RR 3, Box 384
Mifflintown, PA 17059

THE NUTRI-SPEC LETTER

Volume 19, Number 9

From:
Guy R. Schenker, D.C.
September, 2008

Dear Doctor,

FEET OVERWHELMED BY CREEPY FUNGUS

CRUMBLING FINGERNAILS

THYROID FUNCTION IN RELENTLESS DECLINE

     What do these three conditions have in common? I have seen them all occur at the hands of “professional” nutritionists. You know the type I mean (as you were probably once one of them) --- those who practice allopathic nutrition, the disease-specific approach to nutrition whereby nutrients are prescribed because they are purported to be “good for” a particular condition. The FUNGI FEET? --- they were caused by a copper deficiency. But that copper deficiency was not associated with insufficient dietary copper. No, that copper deficiency was iatrogenic in etiology. It was caused by an allopathic nutritionist who prescribed zinc supplementation for his patient because, as every nutrition professional “knows,” zinc is “good for” the prostate.
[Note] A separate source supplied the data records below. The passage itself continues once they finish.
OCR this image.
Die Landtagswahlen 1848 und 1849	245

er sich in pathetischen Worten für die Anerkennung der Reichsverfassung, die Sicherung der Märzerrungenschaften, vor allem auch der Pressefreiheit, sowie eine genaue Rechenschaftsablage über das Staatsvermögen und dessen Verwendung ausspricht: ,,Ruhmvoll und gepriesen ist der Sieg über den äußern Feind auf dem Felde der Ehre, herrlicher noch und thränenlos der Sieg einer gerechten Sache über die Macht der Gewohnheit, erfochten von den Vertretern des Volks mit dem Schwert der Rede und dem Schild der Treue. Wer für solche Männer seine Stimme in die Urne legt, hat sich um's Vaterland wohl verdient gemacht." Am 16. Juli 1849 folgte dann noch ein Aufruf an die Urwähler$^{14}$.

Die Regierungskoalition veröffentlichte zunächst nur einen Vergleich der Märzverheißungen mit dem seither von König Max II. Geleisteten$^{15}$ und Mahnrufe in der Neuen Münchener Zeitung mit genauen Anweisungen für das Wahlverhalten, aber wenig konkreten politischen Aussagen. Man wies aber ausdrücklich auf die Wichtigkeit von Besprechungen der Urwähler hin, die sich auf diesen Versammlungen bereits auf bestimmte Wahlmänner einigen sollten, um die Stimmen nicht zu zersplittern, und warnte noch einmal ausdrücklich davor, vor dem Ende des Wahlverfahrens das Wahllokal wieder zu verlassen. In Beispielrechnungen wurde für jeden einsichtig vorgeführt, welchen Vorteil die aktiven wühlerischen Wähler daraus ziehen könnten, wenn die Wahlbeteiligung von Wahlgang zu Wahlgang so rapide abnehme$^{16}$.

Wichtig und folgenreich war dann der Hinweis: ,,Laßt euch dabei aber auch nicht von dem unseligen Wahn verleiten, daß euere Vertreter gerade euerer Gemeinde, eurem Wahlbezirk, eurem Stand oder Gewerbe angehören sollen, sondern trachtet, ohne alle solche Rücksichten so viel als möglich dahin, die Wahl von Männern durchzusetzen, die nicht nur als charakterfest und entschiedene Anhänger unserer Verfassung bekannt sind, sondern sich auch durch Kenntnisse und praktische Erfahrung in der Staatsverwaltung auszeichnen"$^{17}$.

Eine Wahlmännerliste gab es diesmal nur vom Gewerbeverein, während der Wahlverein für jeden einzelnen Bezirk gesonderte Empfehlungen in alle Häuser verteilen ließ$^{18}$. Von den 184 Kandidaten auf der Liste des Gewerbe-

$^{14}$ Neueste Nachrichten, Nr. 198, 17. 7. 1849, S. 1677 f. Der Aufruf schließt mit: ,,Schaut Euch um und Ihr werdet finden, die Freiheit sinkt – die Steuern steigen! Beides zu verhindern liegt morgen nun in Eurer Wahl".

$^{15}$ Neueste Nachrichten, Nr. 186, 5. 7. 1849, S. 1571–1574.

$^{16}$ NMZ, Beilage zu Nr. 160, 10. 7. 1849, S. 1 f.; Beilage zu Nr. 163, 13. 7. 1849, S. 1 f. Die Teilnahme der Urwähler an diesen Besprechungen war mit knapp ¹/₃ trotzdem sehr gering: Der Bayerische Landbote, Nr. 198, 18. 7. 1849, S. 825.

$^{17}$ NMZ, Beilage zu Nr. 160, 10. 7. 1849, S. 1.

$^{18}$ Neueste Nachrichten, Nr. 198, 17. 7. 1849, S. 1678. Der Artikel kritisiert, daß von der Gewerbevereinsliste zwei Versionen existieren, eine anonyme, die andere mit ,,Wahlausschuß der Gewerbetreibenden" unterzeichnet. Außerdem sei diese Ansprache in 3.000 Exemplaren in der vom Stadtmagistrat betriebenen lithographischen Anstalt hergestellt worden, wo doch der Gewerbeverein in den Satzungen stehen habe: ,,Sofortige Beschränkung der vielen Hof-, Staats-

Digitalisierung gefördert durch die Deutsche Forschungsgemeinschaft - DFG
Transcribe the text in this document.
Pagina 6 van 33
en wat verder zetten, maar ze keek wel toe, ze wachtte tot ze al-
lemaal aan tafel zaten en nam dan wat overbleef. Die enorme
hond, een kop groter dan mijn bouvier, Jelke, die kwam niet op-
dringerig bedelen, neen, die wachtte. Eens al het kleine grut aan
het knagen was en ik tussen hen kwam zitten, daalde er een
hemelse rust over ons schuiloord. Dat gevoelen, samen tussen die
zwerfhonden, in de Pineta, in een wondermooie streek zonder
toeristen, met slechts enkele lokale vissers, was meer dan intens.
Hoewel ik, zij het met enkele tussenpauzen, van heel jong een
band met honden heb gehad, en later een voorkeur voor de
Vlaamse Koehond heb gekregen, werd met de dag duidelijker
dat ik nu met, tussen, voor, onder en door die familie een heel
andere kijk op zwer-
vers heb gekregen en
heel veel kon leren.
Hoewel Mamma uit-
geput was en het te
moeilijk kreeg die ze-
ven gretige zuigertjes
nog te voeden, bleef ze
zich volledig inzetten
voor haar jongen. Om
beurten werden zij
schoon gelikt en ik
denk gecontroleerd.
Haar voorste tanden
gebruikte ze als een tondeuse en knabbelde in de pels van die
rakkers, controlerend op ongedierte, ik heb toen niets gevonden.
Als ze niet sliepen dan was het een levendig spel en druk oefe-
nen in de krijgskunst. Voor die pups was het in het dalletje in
     The white-blotched, ridged, cracking finger nails? --- They were caused by a zinc deficiency. But that zinc deficiency was not associated with insufficient dietary zinc. No, that zinc deficiency was iatrogenic in etiology. It was caused by an allopathic nutritionist who prescribed large doses of the amino acid cysteine because, as every professional nutritionist has learned through years of study, cysteine is “good for” eliminating TOXINS (--- those ubiquitous demons that are feared and fought by enlightened and courageous nutritionists, even though none of them has ever actually seen one of the little devils).

     The fading Thyroid? --- It was caused by a deficiency of iodine uptake by the thyroid. There was no insufficiency of dietary iodine, however. No, the iodine deficiency was iatrogenic in etiology. It was caused by an allopathic nutritionist who, buying into the doctrine preached by a long-established “professional” supplement peddler, believes she must give manganese supplementation to all the disc cases in her chiropractic practice.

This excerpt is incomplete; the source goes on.